La cruralgie est une douleur liée à l’irritation ou à la compression du nerf crural, aussi appelé nerf fémoral. Elle provoque généralement une douleur dans le bas du dos, l’aine ou la face avant de la cuisse, parfois jusqu’au genou ou au bord interne de la jambe.

Les symptômes les plus fréquents sont une douleur vive ou électrique sur l’avant de la cuisse, une gêne à la marche, une difficulté à monter les escaliers ou à lever le genou. La douleur peut aussi s’accompagner de fourmillements, d’engourdissements ou d’une faiblesse dans la jambe.

La cruralgie et la sciatique ne suivent pas le même trajet nerveux. La sciatique descend plutôt dans la fesse, l’arrière de la cuisse, le mollet ou le pied. La cruralgie concerne davantage l’avant de la cuisse, l’aine, le genou ou le bord interne de la jambe.
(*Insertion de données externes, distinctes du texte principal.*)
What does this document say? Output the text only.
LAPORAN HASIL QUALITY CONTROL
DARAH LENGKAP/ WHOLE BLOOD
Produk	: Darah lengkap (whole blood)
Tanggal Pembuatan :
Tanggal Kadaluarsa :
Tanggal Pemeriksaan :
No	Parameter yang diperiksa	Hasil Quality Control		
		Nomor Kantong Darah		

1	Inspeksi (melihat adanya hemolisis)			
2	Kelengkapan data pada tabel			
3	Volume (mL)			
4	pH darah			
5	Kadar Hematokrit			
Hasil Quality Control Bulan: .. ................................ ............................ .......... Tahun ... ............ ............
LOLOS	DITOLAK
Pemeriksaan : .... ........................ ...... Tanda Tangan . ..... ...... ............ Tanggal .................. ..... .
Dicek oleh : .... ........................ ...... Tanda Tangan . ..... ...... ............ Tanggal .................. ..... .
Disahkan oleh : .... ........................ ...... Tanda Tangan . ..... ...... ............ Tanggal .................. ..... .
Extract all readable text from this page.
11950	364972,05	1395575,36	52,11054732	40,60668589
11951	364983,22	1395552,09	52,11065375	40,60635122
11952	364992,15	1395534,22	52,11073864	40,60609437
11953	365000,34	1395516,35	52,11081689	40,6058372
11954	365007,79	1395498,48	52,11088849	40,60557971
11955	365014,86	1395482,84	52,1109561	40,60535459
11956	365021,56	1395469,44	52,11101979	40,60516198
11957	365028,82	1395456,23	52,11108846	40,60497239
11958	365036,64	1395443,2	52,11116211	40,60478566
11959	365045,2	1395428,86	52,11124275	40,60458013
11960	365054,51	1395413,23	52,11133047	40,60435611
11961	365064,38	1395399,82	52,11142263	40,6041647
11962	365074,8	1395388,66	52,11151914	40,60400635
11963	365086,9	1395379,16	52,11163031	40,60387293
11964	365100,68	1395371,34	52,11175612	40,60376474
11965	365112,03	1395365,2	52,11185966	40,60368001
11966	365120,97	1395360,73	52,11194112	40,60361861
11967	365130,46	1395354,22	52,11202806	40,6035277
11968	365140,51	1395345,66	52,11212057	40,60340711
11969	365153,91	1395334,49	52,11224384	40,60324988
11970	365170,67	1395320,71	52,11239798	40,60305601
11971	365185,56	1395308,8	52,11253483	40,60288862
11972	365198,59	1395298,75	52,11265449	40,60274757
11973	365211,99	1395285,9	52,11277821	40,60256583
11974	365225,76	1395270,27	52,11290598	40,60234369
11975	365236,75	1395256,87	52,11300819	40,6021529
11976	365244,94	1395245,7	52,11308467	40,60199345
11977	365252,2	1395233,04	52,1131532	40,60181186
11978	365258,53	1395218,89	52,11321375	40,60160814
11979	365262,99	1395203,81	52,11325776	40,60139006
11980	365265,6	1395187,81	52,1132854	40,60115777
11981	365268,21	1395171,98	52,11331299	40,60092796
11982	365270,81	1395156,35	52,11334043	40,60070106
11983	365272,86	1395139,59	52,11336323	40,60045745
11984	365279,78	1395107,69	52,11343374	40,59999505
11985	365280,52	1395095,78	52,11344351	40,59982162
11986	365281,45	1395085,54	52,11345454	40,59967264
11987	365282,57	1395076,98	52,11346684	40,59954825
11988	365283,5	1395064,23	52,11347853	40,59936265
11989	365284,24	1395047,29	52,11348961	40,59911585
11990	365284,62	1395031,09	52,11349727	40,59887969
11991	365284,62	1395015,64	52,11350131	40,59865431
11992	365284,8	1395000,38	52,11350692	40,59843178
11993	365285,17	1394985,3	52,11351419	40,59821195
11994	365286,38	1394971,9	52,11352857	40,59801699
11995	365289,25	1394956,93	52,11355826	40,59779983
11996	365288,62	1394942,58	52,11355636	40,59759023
Une cruralgie peut être liée à une irritation nerveuse au niveau lombaire, à une hernie discale, à un pincement discal, à des tensions du muscle psoas, à un effort inhabituel, au port de charges, à certains mouvements de jardinage ou à des contraintes mécaniques du bassin et du bas du dos.

Oui, le muscle psoas peut participer à certaines douleurs évoquant une cruralgie, notamment lorsqu’il est très tendu ou lorsqu’il augmente les contraintes sur la région lombaire, le bassin ou la zone de passage du nerf fémoral. Le bilan permet de vérifier si cette zone entretient la douleur.

Des examens complémentaires peuvent être nécessaires si la douleur est intense, persistante, récidivante ou associée à une perte de force, des troubles sensitifs importants ou une difficulté à marcher. Le médecin peut prescrire une imagerie ou orienter vers un rhumatologue selon le contexte.

Il faut consulter rapidement si la douleur est très intense, si elle ne diminue pas, si la jambe devient faible, si le patient a du mal à marcher, si des troubles urinaires ou digestifs apparaissent, ou si la douleur survient après un traumatisme. Ces signes nécessitent un avis médical avant toute prise en charge complémentaire.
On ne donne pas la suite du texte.